5, 4, 3... There was still time to bail on the process and for a fleeting instant I considered it. I might have acted had it not been for the voice. As the count approached nearer to the end the underlying dynamics changed. The voice assumed a more emphatic cast, abandoning the aura of carefully modulated neutrality. Substituting in its place--what exactly?
Shades of meaning resided in the tone that an entire lifetime might prove insufficient to decipher. Was the acid trill that now laced the consonants a warning, a plea to pull back before it was too late? Had the programmers installed a speed bump to deter those who embraced their product with too much enthusiasm--and with too little regard for the consequences? Yet the voice did not support such an interpretation. And then I had it, right on the cusp of the word "one".

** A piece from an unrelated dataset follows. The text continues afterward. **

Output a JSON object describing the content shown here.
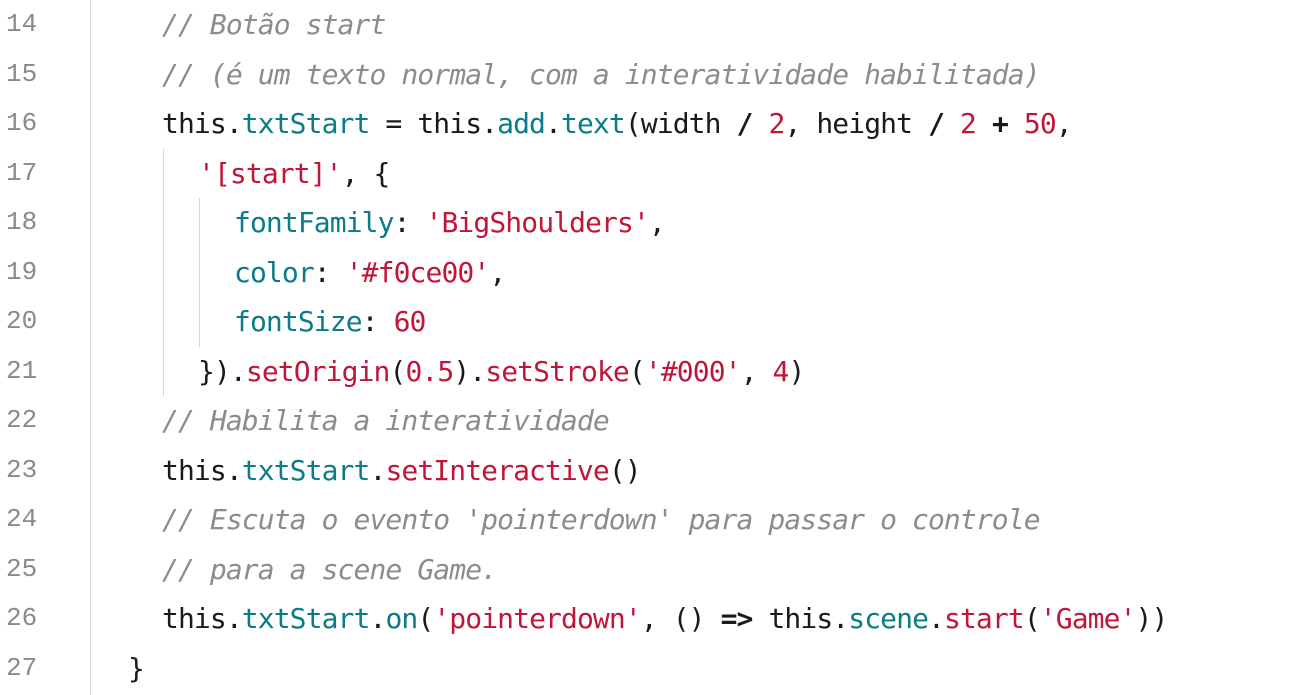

The pitch and cadence had become infused with something unexpected, something I had failed to recognize precisely because I had not been looking for it. It was a blend of emotion that swamped any innate sense of caution which remained, that instilled in me a sense of triumph and vindication. It was envy, pure and simple, it was envy.
I heard the "one", stared spellbound into a dazzling vortex of silver and black. It receded into a distance so remote as to almost approach its own point of origin and so come full circle again. I thought that I heard the "zero" and reached out to embrace it--only to find that it had vanished, had never, in fact, existed at all.
The End
This story was first published on Monday, May 28th, 2012


Author Comments

One cannot help but be intrigued by the Dance with Death, the intricately choreographed set of moves and countermoves by which one confronts the Inevitable. There exists simultaneously a seductive pull and corresponding revulsion that contend for primacy--and that usually achieve a kind of balance. The one conviction one carries away from contemplating the ogre Death is that any mechanism for coping cannot be rooted in denial. I was attempting to capture something of that in this piece. Not possessing the moxie to jump out of an airplane, even with a functioning parachute, I decided to reenact the experience, and the drama, in a more sedate setting--and at a comfortable distance.